The petite bourgeoisie in America are, for entirely different reasons, similarly dislocated. They may share similar conditions of existence, but they are prevented from operating in concert by a fairly rigorous attempt to wipe class out of the American political consciousness. Their trenchant and cultivated individualism, which has its basis in the character of their work (business ownership and professional labour) receives its abstract confirmation in the basically libertarian character of American political culture. Their desire for order, then, is often confounded by their attempt to maintain individual liberty. Thus, at the capitol siege, “Don’t Tread on Me” flags were flown alongside “Blue Lives Matter” flags, while interviewees claimed they were just “awaiting orders” from some nebulous leadership.

It is this lack of class-consciousness that Trump and his bourgeois backers rely upon. That they could funnel such a large segment of the population into support of a government whose policy platform ended up being a recap of Bush-era neoconservatism is perhaps confirmation of their suspicion. It is clear that, despite the anti-elite rhetoric, the individual members of the reactionary lower-middle classes are more willing to identify with their big bourgeois cousins than the working-class BLM protestors.

This is not surprising after several decades of the courting of the petite bourgeoisie by both sides of bourgeois politics. Republicans first turned to this task under Nixon, who frightened many from the lower sections of the middle class (and sections of the upper-working class) into conservatism by raising the spectre of “crime” and instability. The civil-rights and working-class activists of the 1960s, then, became a point of “negative identification.” The American petite bourgeoisie aligned itself with the forces of “order” and voted for whoever provided the most authoritarian response to crime, be it Reagan or Clinton.

It now seems that this ‘monster’ is coming home to roost. Among the capitol hill rioters, there were many who claimed they just wanted to be “listened to.” Others were shocked by the police violence turned against their “patriotic” movement. Many were arrested on returning to their home states. What the militants learned was the fact that their interests can be pursued beyond official channels. As Kwame Ture famously mentioned, right-wing extra-state violence is the beginning of a class consciousness that we should both take seriously and prepare to contest.
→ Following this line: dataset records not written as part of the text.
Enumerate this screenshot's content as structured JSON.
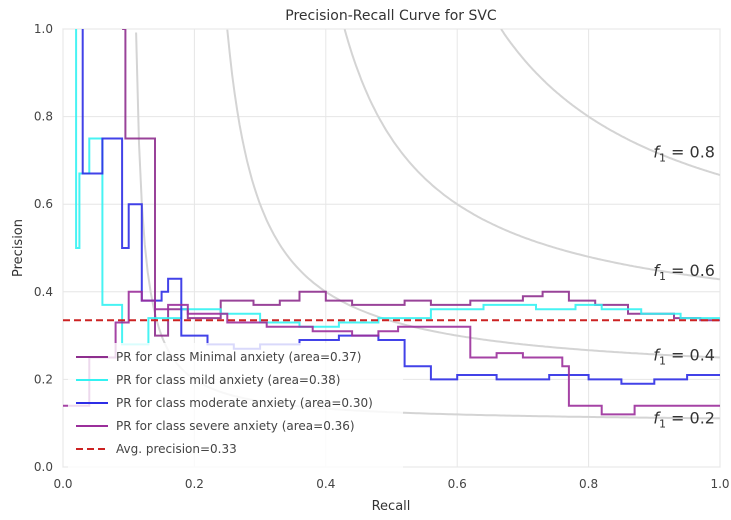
{
  "chart_data": {
    "type": "line",
    "title": "Precision-Recall Curve for SVC",
    "xlabel": "Recall",
    "ylabel": "Precision",
    "xlim": [
      0.0,
      1.0
    ],
    "ylim": [
      0.0,
      1.0
    ],
    "xticks": [
      "0.0",
      "0.2",
      "0.4",
      "0.6",
      "0.8",
      "1.0"
    ],
    "yticks": [
      "0.0",
      "0.2",
      "0.4",
      "0.6",
      "0.8",
      "1.0"
    ],
    "grid": true,
    "legend_position": "lower-left",
    "iso_f1_curves": [
      {
        "f1": 0.2,
        "label_base": "f",
        "label_sub": "1",
        "label_tail": " = 0.2"
      },
      {
        "f1": 0.4,
        "label_base": "f",
        "label_sub": "1",
        "label_tail": " = 0.4"
      },
      {
        "f1": 0.6,
        "label_base": "f",
        "label_sub": "1",
        "label_tail": " = 0.6"
      },
      {
        "f1": 0.8,
        "label_base": "f",
        "label_sub": "1",
        "label_tail": " = 0.8"
      }
    ],
    "avg_precision": {
      "label": "Avg. precision=0.33",
      "value": 0.335,
      "color": "#cc2222"
    },
    "series": [
      {
        "name": "PR for class Minimal anxiety (area=0.37)",
        "color": "#8e2f8e",
        "points": [
          [
            0.09,
            1.0
          ],
          [
            0.095,
            1.0
          ],
          [
            0.095,
            0.75
          ],
          [
            0.14,
            0.75
          ],
          [
            0.14,
            0.3
          ],
          [
            0.16,
            0.3
          ],
          [
            0.16,
            0.36
          ],
          [
            0.19,
            0.36
          ],
          [
            0.19,
            0.34
          ],
          [
            0.24,
            0.34
          ],
          [
            0.24,
            0.38
          ],
          [
            0.29,
            0.38
          ],
          [
            0.29,
            0.37
          ],
          [
            0.33,
            0.37
          ],
          [
            0.33,
            0.38
          ],
          [
            0.36,
            0.38
          ],
          [
            0.36,
            0.4
          ],
          [
            0.4,
            0.4
          ],
          [
            0.4,
            0.38
          ],
          [
            0.44,
            0.38
          ],
          [
            0.44,
            0.37
          ],
          [
            0.52,
            0.37
          ],
          [
            0.52,
            0.38
          ],
          [
            0.56,
            0.38
          ],
          [
            0.56,
            0.37
          ],
          [
            0.62,
            0.37
          ],
          [
            0.62,
            0.38
          ],
          [
            0.7,
            0.38
          ],
          [
            0.7,
            0.39
          ],
          [
            0.73,
            0.39
          ],
          [
            0.73,
            0.4
          ],
          [
            0.77,
            0.4
          ],
          [
            0.77,
            0.38
          ],
          [
            0.81,
            0.38
          ],
          [
            0.81,
            0.37
          ],
          [
            0.86,
            0.37
          ],
          [
            0.86,
            0.35
          ],
          [
            0.93,
            0.35
          ],
          [
            0.93,
            0.34
          ],
          [
            0.97,
            0.34
          ],
          [
            0.97,
            0.335
          ],
          [
            1.0,
            0.335
          ]
        ]
      },
      {
        "name": "PR for class mild anxiety (area=0.38)",
        "color": "#33f2f2",
        "points": [
          [
            0.02,
            1.0
          ],
          [
            0.02,
            0.5
          ],
          [
            0.025,
            0.5
          ],
          [
            0.025,
            0.67
          ],
          [
            0.04,
            0.67
          ],
          [
            0.04,
            0.75
          ],
          [
            0.06,
            0.75
          ],
          [
            0.06,
            0.37
          ],
          [
            0.09,
            0.37
          ],
          [
            0.09,
            0.28
          ],
          [
            0.13,
            0.28
          ],
          [
            0.13,
            0.34
          ],
          [
            0.18,
            0.34
          ],
          [
            0.18,
            0.36
          ],
          [
            0.24,
            0.36
          ],
          [
            0.24,
            0.35
          ],
          [
            0.3,
            0.35
          ],
          [
            0.3,
            0.33
          ],
          [
            0.36,
            0.33
          ],
          [
            0.36,
            0.32
          ],
          [
            0.42,
            0.32
          ],
          [
            0.42,
            0.33
          ],
          [
            0.48,
            0.33
          ],
          [
            0.48,
            0.34
          ],
          [
            0.56,
            0.34
          ],
          [
            0.56,
            0.36
          ],
          [
            0.64,
            0.36
          ],
          [
            0.64,
            0.37
          ],
          [
            0.72,
            0.37
          ],
          [
            0.72,
            0.36
          ],
          [
            0.78,
            0.36
          ],
          [
            0.78,
            0.37
          ],
          [
            0.82,
            0.37
          ],
          [
            0.82,
            0.36
          ],
          [
            0.88,
            0.36
          ],
          [
            0.88,
            0.35
          ],
          [
            0.94,
            0.35
          ],
          [
            0.94,
            0.34
          ],
          [
            1.0,
            0.34
          ]
        ]
      },
      {
        "name": "PR for class moderate anxiety (area=0.30)",
        "color": "#2d2de6",
        "points": [
          [
            0.03,
            1.0
          ],
          [
            0.03,
            0.67
          ],
          [
            0.06,
            0.67
          ],
          [
            0.06,
            0.75
          ],
          [
            0.09,
            0.75
          ],
          [
            0.09,
            0.5
          ],
          [
            0.1,
            0.5
          ],
          [
            0.1,
            0.6
          ],
          [
            0.12,
            0.6
          ],
          [
            0.12,
            0.38
          ],
          [
            0.15,
            0.38
          ],
          [
            0.15,
            0.4
          ],
          [
            0.16,
            0.4
          ],
          [
            0.16,
            0.43
          ],
          [
            0.18,
            0.43
          ],
          [
            0.18,
            0.3
          ],
          [
            0.22,
            0.3
          ],
          [
            0.22,
            0.28
          ],
          [
            0.26,
            0.28
          ],
          [
            0.26,
            0.27
          ],
          [
            0.3,
            0.27
          ],
          [
            0.3,
            0.28
          ],
          [
            0.36,
            0.28
          ],
          [
            0.36,
            0.29
          ],
          [
            0.42,
            0.29
          ],
          [
            0.42,
            0.3
          ],
          [
            0.48,
            0.3
          ],
          [
            0.48,
            0.29
          ],
          [
            0.52,
            0.29
          ],
          [
            0.52,
            0.23
          ],
          [
            0.56,
            0.23
          ],
          [
            0.56,
            0.2
          ],
          [
            0.6,
            0.2
          ],
          [
            0.6,
            0.21
          ],
          [
            0.66,
            0.21
          ],
          [
            0.66,
            0.2
          ],
          [
            0.74,
            0.2
          ],
          [
            0.74,
            0.21
          ],
          [
            0.8,
            0.21
          ],
          [
            0.8,
            0.2
          ],
          [
            0.85,
            0.2
          ],
          [
            0.85,
            0.19
          ],
          [
            0.9,
            0.19
          ],
          [
            0.9,
            0.2
          ],
          [
            0.95,
            0.2
          ],
          [
            0.95,
            0.21
          ],
          [
            1.0,
            0.21
          ]
        ]
      },
      {
        "name": "PR for class severe anxiety (area=0.36)",
        "color": "#9b2f9b",
        "points": [
          [
            0.0,
            0.14
          ],
          [
            0.04,
            0.14
          ],
          [
            0.04,
            0.25
          ],
          [
            0.08,
            0.25
          ],
          [
            0.08,
            0.33
          ],
          [
            0.1,
            0.33
          ],
          [
            0.1,
            0.4
          ],
          [
            0.12,
            0.4
          ],
          [
            0.12,
            0.38
          ],
          [
            0.14,
            0.38
          ],
          [
            0.14,
            0.36
          ],
          [
            0.16,
            0.36
          ],
          [
            0.16,
            0.37
          ],
          [
            0.19,
            0.37
          ],
          [
            0.19,
            0.35
          ],
          [
            0.25,
            0.35
          ],
          [
            0.25,
            0.33
          ],
          [
            0.31,
            0.33
          ],
          [
            0.31,
            0.32
          ],
          [
            0.38,
            0.32
          ],
          [
            0.38,
            0.31
          ],
          [
            0.44,
            0.31
          ],
          [
            0.44,
            0.3
          ],
          [
            0.48,
            0.3
          ],
          [
            0.48,
            0.31
          ],
          [
            0.51,
            0.31
          ],
          [
            0.51,
            0.32
          ],
          [
            0.62,
            0.32
          ],
          [
            0.62,
            0.25
          ],
          [
            0.66,
            0.25
          ],
          [
            0.66,
            0.26
          ],
          [
            0.7,
            0.26
          ],
          [
            0.7,
            0.25
          ],
          [
            0.76,
            0.25
          ],
          [
            0.76,
            0.23
          ],
          [
            0.77,
            0.23
          ],
          [
            0.77,
            0.14
          ],
          [
            0.82,
            0.14
          ],
          [
            0.82,
            0.12
          ],
          [
            0.87,
            0.12
          ],
          [
            0.87,
            0.14
          ],
          [
            1.0,
            0.14
          ]
        ]
      }
    ]
  }
}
Trumpism, then, is a product of the collaboration between the haute and petite bourgeoisie which has been developing since the 1970s. The contradictory trends and contrasting interests in the MAGA camp will inevitably grow into tensions as they did in earlier forms of class-collaboration politics (or “corporativism”). At the moment, however, the contours of the Trumpist phenomenon are undefined. The militancy of the last six months represents the flexing of the muscles of an “emergent formation”; one which is yet to properly determine its political orientation and limits. As Raymond Williams mentions, emergent movements act before they are defined; and often can only be made sense of in the language that is ready to hand. Thus many rioters at the capitol called the siege a “1776”, and one woman described it as a “revolution.” In a neat irony, it was in the discussion of Bonapartism that Marx mentioned the tendency of historical events to repeat themselves “first as tragedy, then as farce.”

The scale of danger in the American situation is still unclear; but what is immediately apparent is the rising threat of popular violence as a basic condition of politics in America. This was the same condition that predominated in Italy and Germany in the interwar period, and which led eventually to a construction of institutional fascism. The left in America must not only organise, but prepare to meet the challenge of Rightist violence in the coming years. And given a similar development in Australian politics, we must maintain a vigilance of our own.